Streaming service recommendations
Streaming services use AI to recommend movies, relying on both supervised and unsupervised learning to curate personalized recommendations. This involves everything from asking your friends for suggestions to considering characteristics of the content itself, such as the genre, actors, or director. It’s like having both your friends and a talented film critic help you choose a movie!
Smart home thermostats
Smart home thermostats identify patterns in your behavior, discovering routines and preferences and adjusting automatically. Unsupervised learning enables occupancy sensors to identify when you’re home or away, and this information optimizes device operation and saves resources.
Financial uses
Financial organizations use AI to identify suspicious transactions, prevent fraud, and protect your accounts.
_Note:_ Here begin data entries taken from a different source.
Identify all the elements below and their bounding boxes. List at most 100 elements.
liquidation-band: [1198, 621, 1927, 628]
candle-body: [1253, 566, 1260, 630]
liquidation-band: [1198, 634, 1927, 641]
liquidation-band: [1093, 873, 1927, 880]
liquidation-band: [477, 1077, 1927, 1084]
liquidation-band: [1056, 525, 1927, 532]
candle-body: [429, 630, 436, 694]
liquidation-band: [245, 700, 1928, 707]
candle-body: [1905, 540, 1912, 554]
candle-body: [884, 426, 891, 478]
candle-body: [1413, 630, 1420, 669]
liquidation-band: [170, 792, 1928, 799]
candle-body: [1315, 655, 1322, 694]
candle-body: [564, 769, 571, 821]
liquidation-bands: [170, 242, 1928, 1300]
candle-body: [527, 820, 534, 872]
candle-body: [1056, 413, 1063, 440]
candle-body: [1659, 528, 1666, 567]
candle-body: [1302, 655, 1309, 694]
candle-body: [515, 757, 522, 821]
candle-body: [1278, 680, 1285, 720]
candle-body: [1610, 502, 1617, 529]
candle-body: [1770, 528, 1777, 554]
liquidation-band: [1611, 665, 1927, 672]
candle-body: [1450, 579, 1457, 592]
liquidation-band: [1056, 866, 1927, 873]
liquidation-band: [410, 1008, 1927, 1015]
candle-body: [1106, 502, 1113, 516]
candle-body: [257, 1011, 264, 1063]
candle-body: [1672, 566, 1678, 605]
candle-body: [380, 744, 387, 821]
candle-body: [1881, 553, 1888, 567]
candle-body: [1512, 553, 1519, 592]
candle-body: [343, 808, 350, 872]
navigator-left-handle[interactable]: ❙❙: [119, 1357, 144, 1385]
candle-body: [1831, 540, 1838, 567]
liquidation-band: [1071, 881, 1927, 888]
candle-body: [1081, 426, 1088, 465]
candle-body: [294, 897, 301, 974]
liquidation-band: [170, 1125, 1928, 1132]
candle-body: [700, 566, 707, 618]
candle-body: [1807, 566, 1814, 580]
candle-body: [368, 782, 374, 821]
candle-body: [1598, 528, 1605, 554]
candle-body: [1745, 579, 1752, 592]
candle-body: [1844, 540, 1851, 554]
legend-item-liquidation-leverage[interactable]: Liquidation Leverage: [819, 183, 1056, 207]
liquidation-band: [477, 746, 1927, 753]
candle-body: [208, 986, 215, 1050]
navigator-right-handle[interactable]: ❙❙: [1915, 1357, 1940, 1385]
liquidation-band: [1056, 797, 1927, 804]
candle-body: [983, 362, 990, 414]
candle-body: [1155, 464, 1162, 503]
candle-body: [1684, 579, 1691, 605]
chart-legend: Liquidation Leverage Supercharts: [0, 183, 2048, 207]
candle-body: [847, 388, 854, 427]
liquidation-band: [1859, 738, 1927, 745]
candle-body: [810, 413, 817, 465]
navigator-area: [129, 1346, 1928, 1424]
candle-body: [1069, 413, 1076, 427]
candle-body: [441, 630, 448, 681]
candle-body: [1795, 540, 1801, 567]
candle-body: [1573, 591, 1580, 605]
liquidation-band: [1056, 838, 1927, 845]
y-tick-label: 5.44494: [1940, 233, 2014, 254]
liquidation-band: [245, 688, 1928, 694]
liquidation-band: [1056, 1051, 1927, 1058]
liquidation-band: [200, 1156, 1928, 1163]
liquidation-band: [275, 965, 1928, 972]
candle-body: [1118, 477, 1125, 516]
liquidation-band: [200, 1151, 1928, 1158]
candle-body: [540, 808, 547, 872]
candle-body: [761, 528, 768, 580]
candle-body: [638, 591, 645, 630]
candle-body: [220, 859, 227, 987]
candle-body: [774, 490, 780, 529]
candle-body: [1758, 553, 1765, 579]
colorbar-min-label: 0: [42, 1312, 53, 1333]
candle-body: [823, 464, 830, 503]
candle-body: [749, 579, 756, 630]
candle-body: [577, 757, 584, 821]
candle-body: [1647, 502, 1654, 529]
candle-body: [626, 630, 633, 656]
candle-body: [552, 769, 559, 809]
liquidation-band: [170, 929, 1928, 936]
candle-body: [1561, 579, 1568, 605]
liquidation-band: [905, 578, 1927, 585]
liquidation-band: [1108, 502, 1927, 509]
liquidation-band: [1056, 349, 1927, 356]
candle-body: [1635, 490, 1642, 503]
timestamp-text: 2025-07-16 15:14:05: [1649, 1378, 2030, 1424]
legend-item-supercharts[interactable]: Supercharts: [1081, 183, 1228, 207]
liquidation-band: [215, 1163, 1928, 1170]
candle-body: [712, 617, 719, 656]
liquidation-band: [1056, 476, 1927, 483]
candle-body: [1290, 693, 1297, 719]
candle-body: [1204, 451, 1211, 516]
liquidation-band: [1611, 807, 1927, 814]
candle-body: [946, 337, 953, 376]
This can involve all three types of ML: Fraud detection models are trained on labeled data of past fraudulent transactions, unlabeled transaction data helps detect unusual patterns or deviations from the norm, and models receive feedback on their flags to improve accuracy over time.
As you continue learning about AI, you’ll understand more about why AI requires human involvement to function properly. For example, ML programs can’t learn independently; they need people to continually update their training. Also, shortcomings in training data can reflect or amplify biases, leading to skewed or unfair outcomes. And, of course, there are many tasks that require a personal touch, such as handling sensitive issues. You’ll explore these issues more in-depth soon; for now, just understand that critical evaluation is essential to address potential challenges and limitations.
Is it AI?
It can be challenging to distinguish AI tools from non-AI tools. The following is a simple breakdown to keep in mind and help you more easily differentiate the two:
Ai Tools:
AI acquires knowledge, then adapts and improves over time. It tackles challenges that have many variables and uncertain outcomes, then makes decisions based on data. And it uses data patterns to make predictions and choose actions, not pre-programmed responses.
Recall the navigation tools analyzing traffic data to suggest optimal routes …
The streaming services that base movie recommendations on your likes and dislikes …
And the financial institutions gaining knowledge from past fraudulent transactions.
Non-Ai Tools:
Rather than learning and adapting, non-AI tools work by executing instructions. Because these systems handle tasks with set rules and predictable outcomes, their responses are predefined.
Think of a simple calculator returning “10” when you enter “5 + 5” …
A sprinkler system that waters a lawn according to a pre-programmed schedule …
And a basic spell-checker identifying misspelled words based on a preprogrammed dictionary.